What Happened
The U.S. Department of Homeland Security (DHS), in consultation with the Department of Labor (DOL), has exercised its congressionally granted time-limited authority to release up to 64,716 additional H-2B visas for Fiscal Year 2026. This is on top of the standard annual H-2B cap of 66,000 visas (33,000 for the first half of the fiscal year and 33,000 for the second half).
The rule took effect on January 30, 2026, and runs through September 30, 2026.
Who Is the H-2B Visa For?
The H-2B visa allows U.S. employers to hire foreign nationals for temporary, nonagricultural work — think landscaping, hospitality, seafood processing, and construction. Because demand for these workers routinely exceeds the annual cap, Congress gave DHS the authority to release supplemental visas when U.S. businesses can demonstrate genuine need.
Who Qualifies for These Supplemental Visas?
Not every H-2B employer can access these extra visas. To qualify, a business must attest — meaning formally declare under penalty of law — that it is suffering or will suffer impending irreparable harm without additional workers. The agencies define this as facing permanent and severe financial loss, not just inconvenience or reduced profit.
This is a higher bar than standard H-2B eligibility.
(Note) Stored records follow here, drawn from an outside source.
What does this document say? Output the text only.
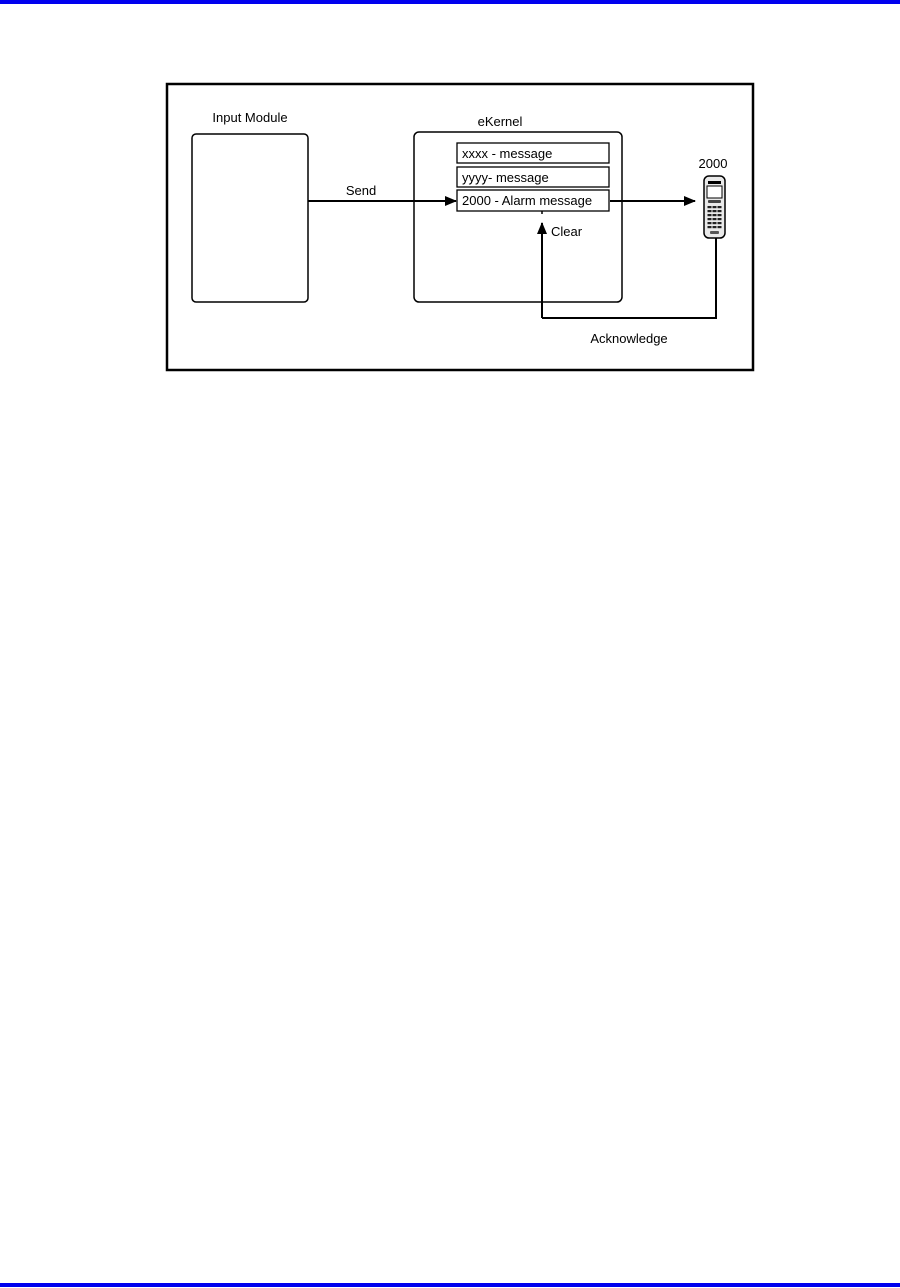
Input Module	eKernel
xxxx - message
yyyy- message
2000 - Alarm message
Send
2000
Clear
Acknowledge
Employers will need to document that the absence of H-2B workers would cause lasting, serious damage to their business.
How Will the Visas Be Distributed?
The 64,716 supplemental visas will be split into three separate allocations, each tied to the employer's start date of need:
- Allocation 1: For employers with an early start date of need (earlier in the fiscal year)
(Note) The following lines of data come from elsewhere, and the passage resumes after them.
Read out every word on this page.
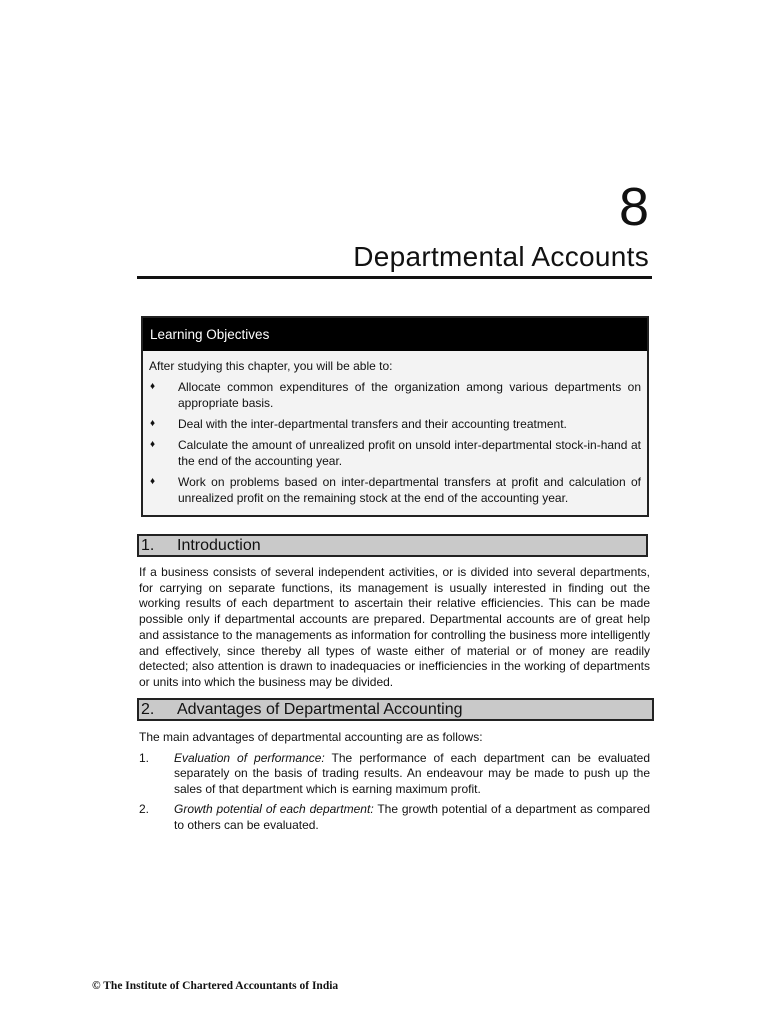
8
Departmental Accounts
Learning Objectives
After studying this chapter, you will be able to:
♦	Allocate common expenditures of the organization among various departments on appropriate basis.
♦	Deal with the inter-departmental transfers and their accounting treatment.
♦	Calculate the amount of unrealized profit on unsold inter-departmental stock-in-hand at the end of the accounting year.
♦	Work on problems based on inter-departmental transfers at profit and calculation of unrealized profit on the remaining stock at the end of the accounting year.
1. Introduction
If a business consists of several independent activities, or is divided into several departments, for carrying on separate functions, its management is usually interested in finding out the working results of each department to ascertain their relative efficiencies. This can be made possible only if departmental accounts are prepared. Departmental accounts are of great help and assistance to the managements as information for controlling the business more intelligently and effectively, since thereby all types of waste either of material or of money are readily detected; also attention is drawn to inadequacies or inefficiencies in the working of departments or units into which the business may be divided.
2. Advantages of Departmental Accounting
The main advantages of departmental accounting are as follows:
1.	Evaluation of performance: The performance of each department can be evaluated separately on the basis of trading results. An endeavour may be made to push up the sales of that department which is earning maximum profit.
2.	Growth potential of each department: The growth potential of a department as compared to others can be evaluated.
© The Institute of Chartered Accountants of India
- Allocation 2: For employers with a mid-year start date of need
- Allocation 3: For employers with a later start date of need, running through the end of the fiscal year
This staggered approach is designed to spread access across the full fiscal year and prevent all visas from being claimed immediately by employers with the earliest start dates.
Key Deadlines
- Rule effective: January 30, 2026
- Last day to file petitions: September 15, 2026 — DHS will not accept H-2B petitions under the supplemental allocation after this date
- Last day for approvals: September 30, 2026 — No supplemental petitions will be approved after this date
- Comment period on new Form ETA-9142-B-CAA-10: Closes April 6, 2026
- Note: One provision (20 CFR 655.69) has a longer lifespan and remains effective through September 30, 2029
What's New Form ETA-9142-B-CAA-10?
DOL's Office of Foreign Labor Certification (OFLC) has introduced a new information collection form — Form ETA-9142-B-CAA-10 — associated with this rule. This form is how employers will apply for labor certification under the supplemental allocation. Public comments on this form are being accepted through April 6, 2026.
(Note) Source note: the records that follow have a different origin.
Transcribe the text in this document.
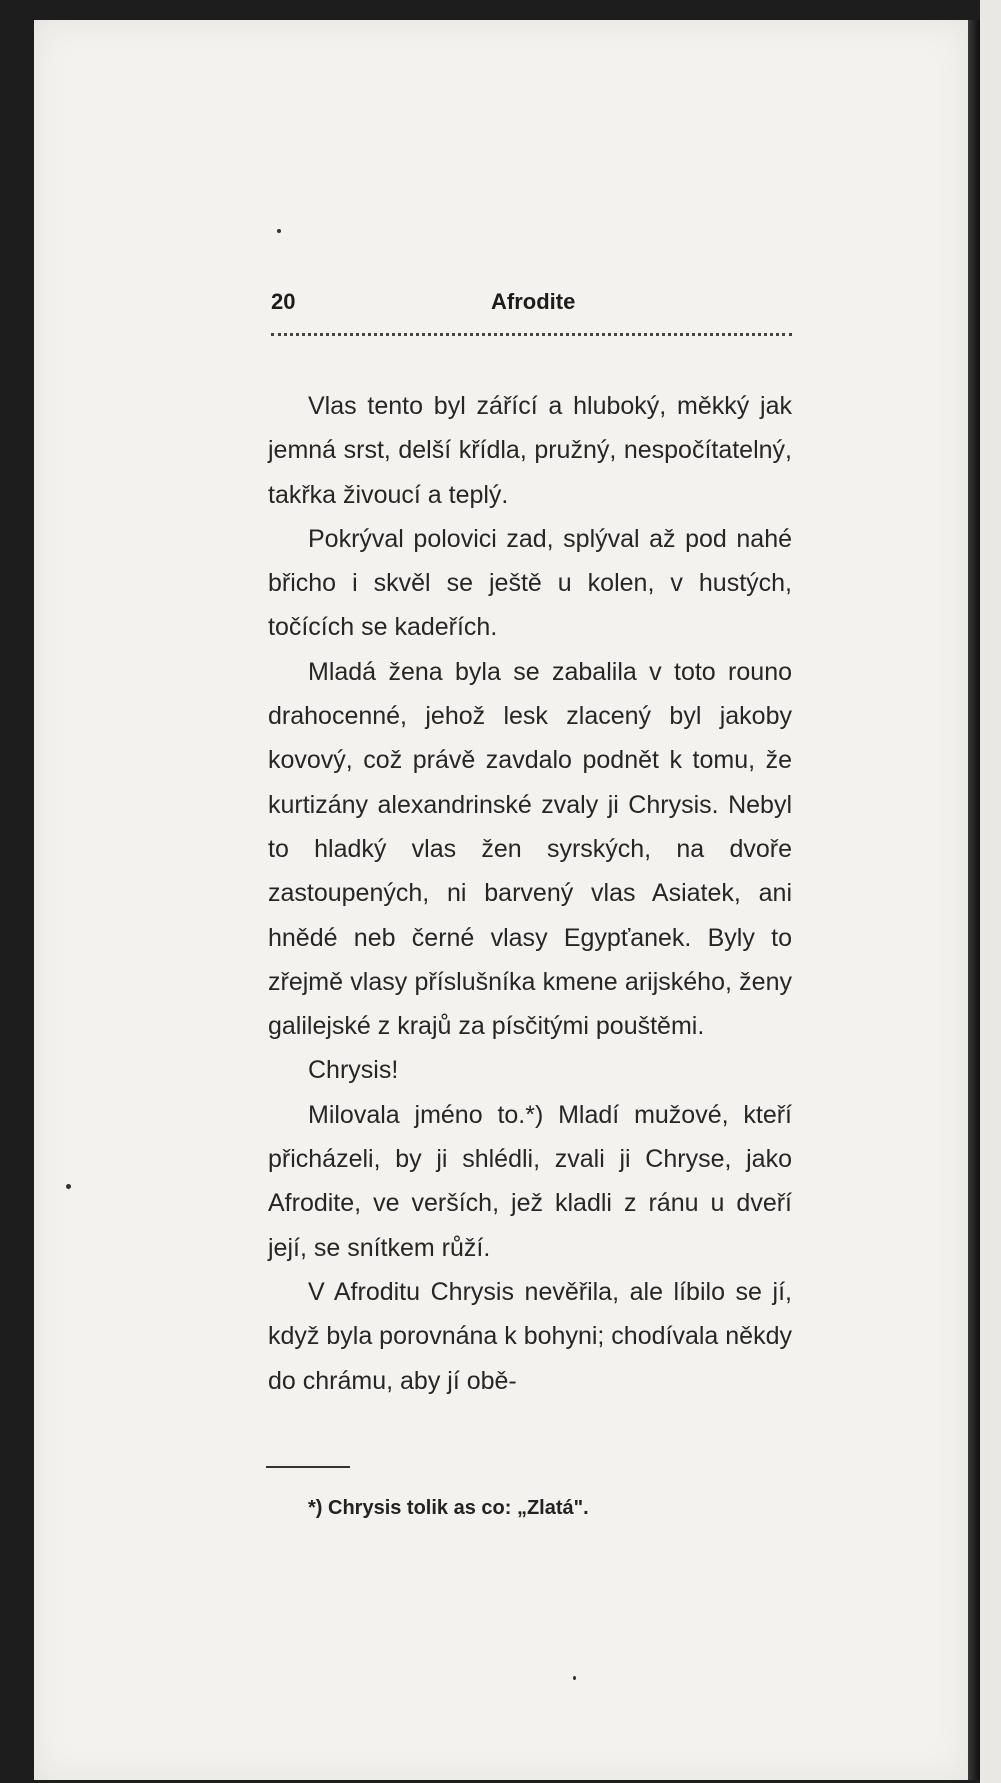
20	Afrodite

Vlas tento byl zářící a hluboký, měkký jak jemná srst, delší křídla, pružný, nespočítatelný, takřka živoucí a teplý.

Pokrýval polovici zad, splýval až pod nahé břicho i skvěl se ještě u kolen, v hustých, točících se kadeřích.

Mladá žena byla se zabalila v toto rouno drahocenné, jehož lesk zlacený byl jakoby kovový, což právě zavdalo podnět k tomu, že kurtizány alexandrinské zvaly ji Chrysis. Nebyl to hladký vlas žen syrských, na dvoře zastoupených, ni barvený vlas Asiatek, ani hnědé neb černé vlasy Egypťanek. Byly to zřejmě vlasy příslušníka kmene arijského, ženy galilejské z krajů za písčitými pouštěmi.

Chrysis!

Milovala jméno to.*) Mladí mužové, kteří přicházeli, by ji shlédli, zvali ji Chryse, jako Afrodite, ve verších, jež kladli z ránu u dveří její, se snítkem růží.

V Afroditu Chrysis nevěřila, ale líbilo se jí, když byla porovnána k bohyni; chodívala někdy do chrámu, aby jí obě-

*) Chrysis tolik as co: „Zlatá".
What This Means for Employers
If you are a seasonal or temporary employer who has hit the H-2B cap wall in previous years, these supplemental visas represent a real opportunity — but the irreparable harm attestation requirement means you need to be prepared to document your business case carefully. Work with your immigration attorney now to assess whether you qualify and to prepare your petition materials before the September 15 filing deadline.
What This Means for H-2B Workers
If you are a foreign worker currently in the H-2B pipeline or hoping to be sponsored for H-2B status, this expansion increases the pool of available visas for FY 2026. However, your employer still needs to demonstrate eligibility under the supplemental rules — not all employers will qualify.
Bottom Line
This is a meaningful — though temporary — expansion of the H-2B program for FY 2026. The 64,716 additional visas could help thousands of seasonal businesses fill critical workforce gaps, but access is not automatic and requires employer attestation of severe financial hardship.